Palmier topcook.tomathouse.com
Ingredients:
- 2 cups granulated sugar
- 1/8 teaspoon coarse salt
- 2 sheets of puff pastry, defrosted
Preparation:
- Preheat oven to 230°C.
- Mix sugar with coarse salt. Sprinkle 1 cup of the sugar and salt mixture onto a flat surface, such as a wooden or marble board. Place each sheet of puff pastry on the sugar and sprinkle 0.5 cups of the sugar mixture on top, spreading it evenly. You don't just need to sprinkle sugar, but rather evenly cover the surface of the dough with a layer of sugar.

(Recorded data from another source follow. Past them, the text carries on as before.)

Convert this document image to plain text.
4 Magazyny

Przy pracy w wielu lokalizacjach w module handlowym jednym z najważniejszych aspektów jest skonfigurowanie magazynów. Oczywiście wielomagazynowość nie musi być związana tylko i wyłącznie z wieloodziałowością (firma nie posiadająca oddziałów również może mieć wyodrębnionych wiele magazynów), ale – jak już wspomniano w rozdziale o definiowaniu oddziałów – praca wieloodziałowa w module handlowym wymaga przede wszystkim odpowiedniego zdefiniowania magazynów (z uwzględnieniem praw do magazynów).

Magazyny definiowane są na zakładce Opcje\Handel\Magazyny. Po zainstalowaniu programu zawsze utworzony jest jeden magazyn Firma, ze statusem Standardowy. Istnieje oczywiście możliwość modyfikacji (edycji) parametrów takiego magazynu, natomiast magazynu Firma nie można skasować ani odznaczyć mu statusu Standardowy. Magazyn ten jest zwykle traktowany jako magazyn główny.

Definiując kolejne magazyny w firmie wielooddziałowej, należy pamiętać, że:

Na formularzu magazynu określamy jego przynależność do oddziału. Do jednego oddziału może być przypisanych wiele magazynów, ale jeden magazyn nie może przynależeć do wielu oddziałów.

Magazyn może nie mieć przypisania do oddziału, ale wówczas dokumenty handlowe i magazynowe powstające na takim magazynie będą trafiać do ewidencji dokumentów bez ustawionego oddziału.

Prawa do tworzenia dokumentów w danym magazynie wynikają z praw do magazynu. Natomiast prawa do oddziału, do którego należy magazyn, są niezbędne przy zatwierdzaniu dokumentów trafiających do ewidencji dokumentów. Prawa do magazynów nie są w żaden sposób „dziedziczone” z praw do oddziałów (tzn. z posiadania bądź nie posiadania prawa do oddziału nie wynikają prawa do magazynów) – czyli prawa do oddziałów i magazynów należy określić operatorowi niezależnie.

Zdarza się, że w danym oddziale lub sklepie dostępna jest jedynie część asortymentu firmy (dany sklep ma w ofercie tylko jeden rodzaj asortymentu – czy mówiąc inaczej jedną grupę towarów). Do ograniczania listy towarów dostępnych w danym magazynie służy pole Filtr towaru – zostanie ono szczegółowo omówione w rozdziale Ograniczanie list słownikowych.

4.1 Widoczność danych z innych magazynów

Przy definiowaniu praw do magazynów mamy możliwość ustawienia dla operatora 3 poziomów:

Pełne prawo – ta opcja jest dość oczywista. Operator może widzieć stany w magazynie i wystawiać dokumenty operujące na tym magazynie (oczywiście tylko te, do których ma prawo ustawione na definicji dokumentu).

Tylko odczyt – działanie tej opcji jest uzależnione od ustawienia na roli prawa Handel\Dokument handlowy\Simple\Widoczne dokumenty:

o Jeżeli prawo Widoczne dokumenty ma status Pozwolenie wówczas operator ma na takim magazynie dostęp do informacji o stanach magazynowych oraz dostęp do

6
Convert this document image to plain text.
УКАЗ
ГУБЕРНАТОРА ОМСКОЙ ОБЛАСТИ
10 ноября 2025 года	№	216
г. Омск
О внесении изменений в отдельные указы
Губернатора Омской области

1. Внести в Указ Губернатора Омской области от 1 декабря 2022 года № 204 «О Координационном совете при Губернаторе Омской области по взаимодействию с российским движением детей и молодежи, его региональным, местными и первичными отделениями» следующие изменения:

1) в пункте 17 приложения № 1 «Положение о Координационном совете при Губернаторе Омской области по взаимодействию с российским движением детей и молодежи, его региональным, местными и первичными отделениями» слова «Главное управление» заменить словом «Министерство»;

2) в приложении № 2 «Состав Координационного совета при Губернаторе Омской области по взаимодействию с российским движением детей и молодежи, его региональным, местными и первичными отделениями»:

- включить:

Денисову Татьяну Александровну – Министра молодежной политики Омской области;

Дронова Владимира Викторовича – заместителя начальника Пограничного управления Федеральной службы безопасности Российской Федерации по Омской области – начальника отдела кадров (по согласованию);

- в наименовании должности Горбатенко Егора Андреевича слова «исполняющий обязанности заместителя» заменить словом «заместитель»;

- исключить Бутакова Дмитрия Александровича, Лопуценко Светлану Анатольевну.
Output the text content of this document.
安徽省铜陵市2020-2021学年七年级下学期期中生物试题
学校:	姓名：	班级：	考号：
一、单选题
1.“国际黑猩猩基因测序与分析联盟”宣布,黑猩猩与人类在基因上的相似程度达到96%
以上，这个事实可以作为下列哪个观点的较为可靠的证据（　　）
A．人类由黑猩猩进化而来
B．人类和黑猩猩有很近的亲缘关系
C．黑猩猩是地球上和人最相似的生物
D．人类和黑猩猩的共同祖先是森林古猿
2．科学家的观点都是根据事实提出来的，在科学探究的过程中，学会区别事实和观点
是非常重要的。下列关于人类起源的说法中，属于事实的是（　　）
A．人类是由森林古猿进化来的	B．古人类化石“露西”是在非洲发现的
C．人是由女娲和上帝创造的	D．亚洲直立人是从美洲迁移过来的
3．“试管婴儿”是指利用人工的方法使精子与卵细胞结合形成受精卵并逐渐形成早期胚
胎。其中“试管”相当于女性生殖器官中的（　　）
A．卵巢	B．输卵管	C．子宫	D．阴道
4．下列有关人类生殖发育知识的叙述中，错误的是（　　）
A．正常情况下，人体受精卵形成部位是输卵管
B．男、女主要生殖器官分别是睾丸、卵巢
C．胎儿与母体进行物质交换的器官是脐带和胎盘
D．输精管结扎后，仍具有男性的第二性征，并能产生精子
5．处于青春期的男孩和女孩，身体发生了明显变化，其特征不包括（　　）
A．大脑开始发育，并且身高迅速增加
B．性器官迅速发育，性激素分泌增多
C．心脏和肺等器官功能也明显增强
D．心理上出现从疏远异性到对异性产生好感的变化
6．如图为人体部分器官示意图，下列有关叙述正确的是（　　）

Then, using a rolling pin, roll the dough into a 32 x 32 cm square, making sure the sugar is pressed into the dough from the top and bottom. Fold the opposite sides of the square in so that they are halfway to the center. Then fold them inward again so that the two halves meet exactly in the middle of the dough. Then fold both halves like a book. You will have 6 layers. Cut the dough into slices just under 1 cm thick and place them cut-side up on baking sheets lined with parchment paper. Place the second sheet of puff pastry on the board sprinkled with the sugar mixture, sprinkle with the remaining 0.5 cups. sugar mixture and repeat as with the first sheet. There will be very little sugar left on the board. Cut the rolled dough and place it on parchment-lined baking sheets.
- Bake the cookies for 6 minutes, until the sugar is caramelized and the palmiers are golden brown on the bottom, then flip them over with a spatula and bake for another 3-5 minutes, until the sugar is caramelized on the other side. Transfer to a baking rack and cool.